There is something about the great strength of this way of thinking too. A river has great strength but it achieves its task, if you like, in a very easy way. When objects get in the way, it doesn’t get angry or frustrated. It doesn’t try to bash them out of the way. It lazily moves around the object. Over many years, yes, it may wear it’s way through things, but it does this with huge patience and perhaps of course, it it had a mind, it would find out even more about the river bed or the objects within it. It is drawn by gravity and it is happy to follow it.
We can think of our meditation in a similar way. With the strength and direction given to our meditation by an enquiring mind we can steadily head towards our right view.

Sometimes in meditation we notice the way the mind sometimes ‘dams the river’. In the bodyscan we sometimes expect to see something. The mind is essentially visualising what it thinks it should be feeling. Therefore, in that moment, we are no longer working with awareness. The mind has taken us away and is now showing something else to us. The expectation. We have essentially dammed and re-routed our river!
Also, at the end of the body scan we bring our full awareness to all the experience of the body. Out total experience of the moment. If you think about it, this is very much like the river. At all points along its length, from the source where it springs from the ground through to the estuary where it enters the sea, it is touching and exploring the river bed. All points, at the same time, in great detail.

The second analogy I would like to give you is the very young child. What is the nature of the mind of that small child? The adults approach to enquiry is to THINK about the object. Asking questions about it, making conclusions and learning. There is nothing wrong with this process by the way. We need to do this stuff. We need to understand our world from an academic level. But, this isn’t meditation. This isn’t mindfulness. This isn’t connection. The child’s experience is very different. A very young child doesn’t even know about learning. The child is open eyed and open minded. They are naturally enquiring. They want to know EVERYTHING but they aren’t worried about why. Therefore, they don’t make assumptions or overlay with belief. They just experience.

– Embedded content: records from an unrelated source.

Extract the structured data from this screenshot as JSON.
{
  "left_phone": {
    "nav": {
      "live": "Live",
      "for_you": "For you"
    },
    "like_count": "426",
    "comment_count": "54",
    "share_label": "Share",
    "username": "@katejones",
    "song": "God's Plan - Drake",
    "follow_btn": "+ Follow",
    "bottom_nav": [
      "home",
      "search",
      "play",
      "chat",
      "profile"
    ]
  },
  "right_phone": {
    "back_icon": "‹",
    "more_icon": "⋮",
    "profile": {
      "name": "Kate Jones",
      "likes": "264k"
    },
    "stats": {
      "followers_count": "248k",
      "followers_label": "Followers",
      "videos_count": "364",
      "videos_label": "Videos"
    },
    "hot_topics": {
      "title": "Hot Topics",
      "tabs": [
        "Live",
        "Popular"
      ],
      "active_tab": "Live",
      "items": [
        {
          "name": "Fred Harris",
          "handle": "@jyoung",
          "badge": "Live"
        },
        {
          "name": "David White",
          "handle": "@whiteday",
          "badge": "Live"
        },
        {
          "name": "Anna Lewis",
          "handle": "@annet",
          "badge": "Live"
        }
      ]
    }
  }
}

This is the mind we are looking for. As we grow, we lose this natural enquiring mind. Our thoughts and our ego start to take over. We see others and we have the desire to compete, to conform. We see sensual objects that please us and we want them! We form plans for how to get them. In this way we start to close ourselves off and separate from the world. Thinking back to the river, it is surrounded by and is an inherent part of its landscape. We have a tendency to separate ourselves from our landscape. To see ourselves as separate. That happens at a very early age. The new born doesn’t see itself as a separate entity from the world. In fact, it doesn’t see an entity at all. It just sees! But once the sense of self starts to form the mechanism that protects and nourishes that sense of self kicks in.So how do we get back there? How do we reconnect with the mind of the small child? We start simple. We use the breath as our meditation subject and we remain vigilant to our mind and its tendency to barge in and take over! We mind watch. We notice when the mind is nourishing and protecting the ego. The sense of self.

Let me give you an example. Let’s imagine we are seated in meditation, feeling nice and relaxed and we are watching the breath. We suddenly notice that our breath has become very deep and slow and we wonder if perhaps by slowing the breath a little more we can go in deeper. There it is! The mind has interfered. That is the thought that has come in, that we need to catch, notice with interest and let go. We can even use our enquiring mind to take an interest in the mind itself. Oh, look at that, how my mind is trying to direct me to slow my breath. Trying to interfere. We are interested and amused by its behaviour and we let it go. We don’t want to dam our river or change its course. We want it to just explore.